In the Objects project:

public class Person 
    public string Name { get; set; }

In the Data project:

public class PersonDto
    public string Name { get; set; }

Also in the Data project, at the repository level:

public PersonDto GetPersonById(int personId)
    Objects.Person person = myContext.People.Single(p => p.Id == personId);

    Data.PersonDto personDto = new PersonDTO();
    personDto.Name = person.Name;

    return personDto;

This way, the Person object never leaves the Data project. The MVC project is not aware that Person exists, it only knows that PersonDto exists.

Extra mentions:

  • AutoMapper is a commonly used library to automate the mapping between an entity and its equivalent DTO class. If the properties have the same name and type, you can very quickly have Automapper convert one to the other automatically. If the names are different, you need to specify the mapping of course.
  • The code here is heavily simplified for the sake of example.
  • In case you want to do this, separating the Data (business query logic) and DTO (entity clones) doesn't really make sense. All projects I've seen keep these two together, since they are so closely tied together
    • DTOs exist specifically because your Data class exists as an abstraction layer. Having one without the other is a bit silly.
    • You separated your DbContext from your entities. That is a bit different, there is a meaningful distinction there (e.g. if you support both database and XML file storage with the same entity classes). However, a Data layer is generally intended as a unique layer, which therefore also has unique DTO objects.
  • Personally, I really dislike using return types from libraries (Objects) to external callers (MVC), specifically because it requires the external caller (MVC) to also reference the library (Objects). More often than not, having to do so defeats the purpose of creating the abstraction in the first place.
    • Exceptions can be made for libraries that are used on all levels for other purposes, e.g. using NLog if you wish to have logging on all application levels. But you'll generally not really be returning NLog objects/types from one project to the other.

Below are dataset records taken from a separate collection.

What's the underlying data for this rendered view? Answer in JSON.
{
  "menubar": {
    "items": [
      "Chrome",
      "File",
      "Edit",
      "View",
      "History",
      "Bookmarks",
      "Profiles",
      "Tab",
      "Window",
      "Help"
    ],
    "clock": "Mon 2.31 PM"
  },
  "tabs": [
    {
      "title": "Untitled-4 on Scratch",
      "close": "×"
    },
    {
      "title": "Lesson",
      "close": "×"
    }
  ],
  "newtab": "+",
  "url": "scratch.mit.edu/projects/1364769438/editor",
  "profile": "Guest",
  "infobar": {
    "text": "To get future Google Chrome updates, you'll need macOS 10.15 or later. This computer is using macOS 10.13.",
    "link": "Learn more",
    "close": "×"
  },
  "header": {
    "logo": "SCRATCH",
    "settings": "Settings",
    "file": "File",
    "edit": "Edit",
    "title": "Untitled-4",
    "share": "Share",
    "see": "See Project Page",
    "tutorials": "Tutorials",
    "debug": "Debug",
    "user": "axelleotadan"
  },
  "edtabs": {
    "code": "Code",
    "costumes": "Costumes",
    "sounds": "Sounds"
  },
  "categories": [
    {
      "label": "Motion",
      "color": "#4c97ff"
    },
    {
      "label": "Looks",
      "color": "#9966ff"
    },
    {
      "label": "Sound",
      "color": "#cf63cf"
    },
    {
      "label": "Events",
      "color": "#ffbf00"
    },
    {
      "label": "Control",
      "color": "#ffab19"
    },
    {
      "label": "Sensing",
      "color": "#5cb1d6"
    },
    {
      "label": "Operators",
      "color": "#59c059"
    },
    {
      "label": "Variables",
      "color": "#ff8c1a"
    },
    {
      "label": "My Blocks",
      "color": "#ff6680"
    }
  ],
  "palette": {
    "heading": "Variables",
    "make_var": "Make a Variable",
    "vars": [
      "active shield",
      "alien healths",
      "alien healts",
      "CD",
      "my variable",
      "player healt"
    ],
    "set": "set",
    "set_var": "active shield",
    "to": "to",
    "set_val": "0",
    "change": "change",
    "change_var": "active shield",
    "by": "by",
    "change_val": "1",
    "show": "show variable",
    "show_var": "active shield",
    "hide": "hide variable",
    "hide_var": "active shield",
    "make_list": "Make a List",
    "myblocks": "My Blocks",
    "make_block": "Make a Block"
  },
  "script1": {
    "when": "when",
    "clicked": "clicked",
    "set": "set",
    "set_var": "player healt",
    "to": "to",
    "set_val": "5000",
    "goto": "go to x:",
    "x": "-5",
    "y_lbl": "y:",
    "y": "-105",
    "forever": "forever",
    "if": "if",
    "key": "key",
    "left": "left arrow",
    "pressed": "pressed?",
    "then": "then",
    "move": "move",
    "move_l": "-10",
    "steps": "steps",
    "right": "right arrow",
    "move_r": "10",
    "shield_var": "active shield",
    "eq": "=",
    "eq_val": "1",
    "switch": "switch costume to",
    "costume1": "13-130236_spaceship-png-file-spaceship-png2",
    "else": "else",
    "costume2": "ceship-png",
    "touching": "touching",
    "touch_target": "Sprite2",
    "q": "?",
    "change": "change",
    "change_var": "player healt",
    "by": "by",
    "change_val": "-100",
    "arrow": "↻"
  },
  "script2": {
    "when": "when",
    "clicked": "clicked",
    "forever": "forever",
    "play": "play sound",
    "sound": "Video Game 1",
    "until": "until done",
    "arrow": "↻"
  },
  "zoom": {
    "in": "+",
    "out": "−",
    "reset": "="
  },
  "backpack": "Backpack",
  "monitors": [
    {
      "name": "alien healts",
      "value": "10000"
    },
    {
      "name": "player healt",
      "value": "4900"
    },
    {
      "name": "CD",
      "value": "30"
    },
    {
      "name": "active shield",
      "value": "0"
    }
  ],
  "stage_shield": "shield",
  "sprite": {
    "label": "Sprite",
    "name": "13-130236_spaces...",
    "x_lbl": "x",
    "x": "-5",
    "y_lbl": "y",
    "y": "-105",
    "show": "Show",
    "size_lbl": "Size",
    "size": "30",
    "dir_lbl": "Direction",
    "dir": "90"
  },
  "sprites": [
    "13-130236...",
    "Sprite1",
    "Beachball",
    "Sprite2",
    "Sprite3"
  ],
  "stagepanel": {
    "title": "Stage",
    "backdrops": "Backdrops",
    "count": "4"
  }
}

What you might want to look at is Command Query Responsibility Segregation. The basis of the idea is that interactions with your information would be through commands (CRUD operations can also be modeled as commands. For the displaying you'll then create very specific models that can just be displayed as is. So if I understood correctly in this case you can drive the CRUD operations from the MVC project making calls to the Data project. You can then add a Logan.Web.Models project that you can use to do data reads which will allow you to build object representations that won't expose CRUD functionality and would merely serve as read-only objects.